В отчем доме стены подпирали колоннообразные цистерны с отравой. У самого отца была грация сомнамбулы Чезаре, те шестьдесят галлонов паранормалина и болячка во все тело. Ее сегодня называют прокрастинацией. Много как называют, но не лечат, а упоительно ею страдают[1]. Бацильный, он должен был затесаться в богемный или какой угодно видный эшелон России, отчихаться и дать дуба во славу Герцога. Эдакая командировка в один конец. Он решился на это из каких‑то личных, самых лучших, но туманных побуждений, обслуживая зловредные, зато вполне конкретные геополитические. «Экономика и культура – вот две самые уязвимые зоны любой цивилизованной страны в мирное время», – он в ясельках мне говорил, когда с ложечки кормил радиоактивным изотопом.
В другом доме моя мать умерла у кухонного стола в жирных пятнах света неисправной лампы, как сельдь, утопшая в масле.

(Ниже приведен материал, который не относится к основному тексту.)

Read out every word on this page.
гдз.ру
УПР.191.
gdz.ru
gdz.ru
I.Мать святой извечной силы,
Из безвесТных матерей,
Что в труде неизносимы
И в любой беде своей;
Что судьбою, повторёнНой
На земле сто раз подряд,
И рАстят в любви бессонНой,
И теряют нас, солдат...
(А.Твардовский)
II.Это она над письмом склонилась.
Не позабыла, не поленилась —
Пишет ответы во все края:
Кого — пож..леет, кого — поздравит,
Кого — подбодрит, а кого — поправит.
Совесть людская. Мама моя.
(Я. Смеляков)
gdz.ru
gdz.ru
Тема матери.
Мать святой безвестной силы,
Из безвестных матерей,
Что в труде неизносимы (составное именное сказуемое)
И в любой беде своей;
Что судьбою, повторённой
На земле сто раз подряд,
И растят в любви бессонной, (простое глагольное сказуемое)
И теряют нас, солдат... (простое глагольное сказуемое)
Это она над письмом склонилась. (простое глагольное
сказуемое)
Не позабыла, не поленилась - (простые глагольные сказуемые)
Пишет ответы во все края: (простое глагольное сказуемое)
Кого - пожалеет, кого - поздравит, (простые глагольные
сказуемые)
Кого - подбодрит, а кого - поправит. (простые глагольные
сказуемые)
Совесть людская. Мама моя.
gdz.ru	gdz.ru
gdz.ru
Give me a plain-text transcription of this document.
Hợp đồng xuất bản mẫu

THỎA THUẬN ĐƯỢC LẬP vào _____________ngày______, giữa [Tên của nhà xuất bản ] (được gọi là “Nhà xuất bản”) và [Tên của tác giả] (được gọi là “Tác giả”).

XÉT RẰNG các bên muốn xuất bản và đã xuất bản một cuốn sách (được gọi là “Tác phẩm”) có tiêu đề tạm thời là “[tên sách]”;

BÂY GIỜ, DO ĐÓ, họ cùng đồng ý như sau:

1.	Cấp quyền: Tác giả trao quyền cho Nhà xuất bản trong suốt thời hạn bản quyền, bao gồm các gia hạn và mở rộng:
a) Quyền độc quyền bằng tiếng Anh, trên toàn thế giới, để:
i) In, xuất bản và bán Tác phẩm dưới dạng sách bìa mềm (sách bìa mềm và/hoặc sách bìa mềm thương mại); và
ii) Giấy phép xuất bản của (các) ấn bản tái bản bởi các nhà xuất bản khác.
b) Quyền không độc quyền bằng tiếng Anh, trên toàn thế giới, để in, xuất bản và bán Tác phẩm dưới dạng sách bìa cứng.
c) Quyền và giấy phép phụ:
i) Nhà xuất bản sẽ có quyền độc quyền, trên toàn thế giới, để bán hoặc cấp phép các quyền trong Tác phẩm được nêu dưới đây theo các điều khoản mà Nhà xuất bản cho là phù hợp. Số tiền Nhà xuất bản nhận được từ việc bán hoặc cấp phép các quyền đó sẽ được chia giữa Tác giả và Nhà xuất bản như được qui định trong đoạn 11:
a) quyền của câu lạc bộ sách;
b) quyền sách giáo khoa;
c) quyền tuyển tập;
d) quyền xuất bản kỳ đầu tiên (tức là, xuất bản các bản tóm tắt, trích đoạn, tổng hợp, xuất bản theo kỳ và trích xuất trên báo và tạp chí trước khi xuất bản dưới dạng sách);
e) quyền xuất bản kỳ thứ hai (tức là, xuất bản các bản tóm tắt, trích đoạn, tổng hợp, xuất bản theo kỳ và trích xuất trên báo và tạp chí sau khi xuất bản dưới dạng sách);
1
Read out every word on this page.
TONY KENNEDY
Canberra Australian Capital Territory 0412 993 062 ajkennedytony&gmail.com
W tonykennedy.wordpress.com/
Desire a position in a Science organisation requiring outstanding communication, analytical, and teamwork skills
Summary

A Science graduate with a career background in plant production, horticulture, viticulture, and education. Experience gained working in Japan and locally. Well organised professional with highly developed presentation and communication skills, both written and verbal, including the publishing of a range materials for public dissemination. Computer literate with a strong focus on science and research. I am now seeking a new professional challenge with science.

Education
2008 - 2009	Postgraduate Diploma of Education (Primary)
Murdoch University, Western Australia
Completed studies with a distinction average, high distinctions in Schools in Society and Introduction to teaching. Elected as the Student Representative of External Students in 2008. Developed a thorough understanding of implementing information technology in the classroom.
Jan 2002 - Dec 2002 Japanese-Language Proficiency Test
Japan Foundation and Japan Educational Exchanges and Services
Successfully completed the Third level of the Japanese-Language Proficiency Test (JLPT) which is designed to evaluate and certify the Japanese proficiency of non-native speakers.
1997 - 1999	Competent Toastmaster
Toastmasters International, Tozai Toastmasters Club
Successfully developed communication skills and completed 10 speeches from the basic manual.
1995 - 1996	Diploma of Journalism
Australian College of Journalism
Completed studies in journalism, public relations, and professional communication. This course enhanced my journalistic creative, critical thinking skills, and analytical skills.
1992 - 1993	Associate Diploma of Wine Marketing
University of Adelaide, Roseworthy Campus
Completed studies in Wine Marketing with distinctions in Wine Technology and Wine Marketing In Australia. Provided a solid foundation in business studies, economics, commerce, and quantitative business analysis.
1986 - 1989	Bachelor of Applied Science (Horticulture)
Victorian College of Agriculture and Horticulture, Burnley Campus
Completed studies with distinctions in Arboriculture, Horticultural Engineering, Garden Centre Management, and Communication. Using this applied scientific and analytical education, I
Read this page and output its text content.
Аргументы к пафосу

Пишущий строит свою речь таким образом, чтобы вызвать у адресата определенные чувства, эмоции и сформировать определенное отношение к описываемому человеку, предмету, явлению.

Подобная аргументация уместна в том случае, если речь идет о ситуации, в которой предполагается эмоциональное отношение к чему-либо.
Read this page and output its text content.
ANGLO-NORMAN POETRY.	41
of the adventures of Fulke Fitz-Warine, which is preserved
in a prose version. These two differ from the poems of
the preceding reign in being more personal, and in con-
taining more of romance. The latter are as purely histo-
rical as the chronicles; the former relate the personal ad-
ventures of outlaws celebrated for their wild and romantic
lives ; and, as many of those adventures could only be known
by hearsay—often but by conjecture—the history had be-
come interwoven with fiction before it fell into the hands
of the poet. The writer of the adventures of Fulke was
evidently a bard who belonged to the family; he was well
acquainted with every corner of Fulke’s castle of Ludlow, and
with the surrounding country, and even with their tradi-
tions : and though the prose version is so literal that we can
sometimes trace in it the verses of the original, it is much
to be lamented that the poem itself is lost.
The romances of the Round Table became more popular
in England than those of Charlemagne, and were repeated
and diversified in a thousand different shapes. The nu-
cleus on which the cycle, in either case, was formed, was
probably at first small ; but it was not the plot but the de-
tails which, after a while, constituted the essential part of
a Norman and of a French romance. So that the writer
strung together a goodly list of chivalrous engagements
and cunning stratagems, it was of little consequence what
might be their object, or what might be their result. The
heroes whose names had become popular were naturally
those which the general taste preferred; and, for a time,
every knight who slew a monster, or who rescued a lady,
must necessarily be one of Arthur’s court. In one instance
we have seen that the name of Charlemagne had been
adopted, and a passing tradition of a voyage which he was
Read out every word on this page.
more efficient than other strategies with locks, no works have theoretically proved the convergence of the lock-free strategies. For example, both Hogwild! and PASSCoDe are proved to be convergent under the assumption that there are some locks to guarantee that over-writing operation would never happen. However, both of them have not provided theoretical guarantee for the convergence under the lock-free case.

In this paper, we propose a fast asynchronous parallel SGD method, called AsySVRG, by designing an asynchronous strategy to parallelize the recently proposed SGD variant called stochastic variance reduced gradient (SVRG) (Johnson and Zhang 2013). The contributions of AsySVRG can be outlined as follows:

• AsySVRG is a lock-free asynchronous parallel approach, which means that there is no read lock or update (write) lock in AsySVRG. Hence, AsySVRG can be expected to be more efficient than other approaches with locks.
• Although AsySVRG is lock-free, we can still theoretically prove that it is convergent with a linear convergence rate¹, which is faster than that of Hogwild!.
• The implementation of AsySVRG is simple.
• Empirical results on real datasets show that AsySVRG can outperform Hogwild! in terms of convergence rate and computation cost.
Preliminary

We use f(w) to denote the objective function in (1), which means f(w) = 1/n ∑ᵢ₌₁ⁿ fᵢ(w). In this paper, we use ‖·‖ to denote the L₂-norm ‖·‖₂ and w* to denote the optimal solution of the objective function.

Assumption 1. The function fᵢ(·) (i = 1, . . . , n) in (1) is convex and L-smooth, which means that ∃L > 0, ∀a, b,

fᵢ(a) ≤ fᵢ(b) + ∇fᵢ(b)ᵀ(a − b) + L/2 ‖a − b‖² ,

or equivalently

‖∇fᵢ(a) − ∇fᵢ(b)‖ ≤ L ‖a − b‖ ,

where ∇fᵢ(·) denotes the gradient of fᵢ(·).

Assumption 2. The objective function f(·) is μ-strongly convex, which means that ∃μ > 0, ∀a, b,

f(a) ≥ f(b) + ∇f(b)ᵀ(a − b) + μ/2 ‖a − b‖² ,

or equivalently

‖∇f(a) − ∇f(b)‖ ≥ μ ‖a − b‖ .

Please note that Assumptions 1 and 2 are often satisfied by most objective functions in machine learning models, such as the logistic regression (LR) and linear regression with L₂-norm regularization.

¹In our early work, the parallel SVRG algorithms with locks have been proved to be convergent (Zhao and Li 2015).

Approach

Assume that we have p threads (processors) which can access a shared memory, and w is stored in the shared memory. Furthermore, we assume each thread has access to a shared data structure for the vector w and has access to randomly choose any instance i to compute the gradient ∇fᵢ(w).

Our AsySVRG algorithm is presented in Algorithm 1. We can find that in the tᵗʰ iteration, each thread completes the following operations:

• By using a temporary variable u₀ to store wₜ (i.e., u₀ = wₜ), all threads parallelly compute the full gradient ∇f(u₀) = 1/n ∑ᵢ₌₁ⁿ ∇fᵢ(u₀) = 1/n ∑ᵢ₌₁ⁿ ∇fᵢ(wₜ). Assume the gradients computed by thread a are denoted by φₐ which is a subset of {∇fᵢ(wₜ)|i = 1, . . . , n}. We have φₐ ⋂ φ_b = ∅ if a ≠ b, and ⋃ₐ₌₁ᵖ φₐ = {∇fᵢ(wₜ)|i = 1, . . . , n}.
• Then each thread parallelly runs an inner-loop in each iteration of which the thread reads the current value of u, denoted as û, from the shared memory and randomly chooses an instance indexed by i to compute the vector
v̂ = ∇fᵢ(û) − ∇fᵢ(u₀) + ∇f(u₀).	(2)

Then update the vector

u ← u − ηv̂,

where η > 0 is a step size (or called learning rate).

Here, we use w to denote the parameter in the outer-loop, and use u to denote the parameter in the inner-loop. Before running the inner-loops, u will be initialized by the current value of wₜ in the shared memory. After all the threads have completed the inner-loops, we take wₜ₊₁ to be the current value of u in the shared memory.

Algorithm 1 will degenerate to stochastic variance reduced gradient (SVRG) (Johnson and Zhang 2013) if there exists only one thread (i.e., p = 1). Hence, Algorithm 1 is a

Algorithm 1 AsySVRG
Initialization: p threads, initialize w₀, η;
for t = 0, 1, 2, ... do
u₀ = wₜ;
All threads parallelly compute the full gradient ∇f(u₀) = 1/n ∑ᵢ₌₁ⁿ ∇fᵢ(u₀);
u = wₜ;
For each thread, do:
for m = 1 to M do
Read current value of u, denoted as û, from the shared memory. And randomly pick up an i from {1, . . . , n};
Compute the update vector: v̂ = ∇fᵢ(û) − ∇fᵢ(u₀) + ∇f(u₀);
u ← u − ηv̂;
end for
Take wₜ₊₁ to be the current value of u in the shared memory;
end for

В тот день я мнил, что знаю о деле Азраила все, но видел для этого слишком мало трупов. А мертвецы умеют внушать: один их вид перебивает аппетит к жизни. И не меняют ничего ни освещение, ни ракурс; романтизация смерти – обычный треп.
[1] Это как у Гете: «Я часть части, которая вначале была всем, часть Тахты, уродившей пуфик, тот надменный пуфик, который теперь оспаривает у Матери Лени ее давнее первенство и место, но, как ни старается, победить ее ему не удается, ибо людские тела, устремляясь вперед, оседают на нем».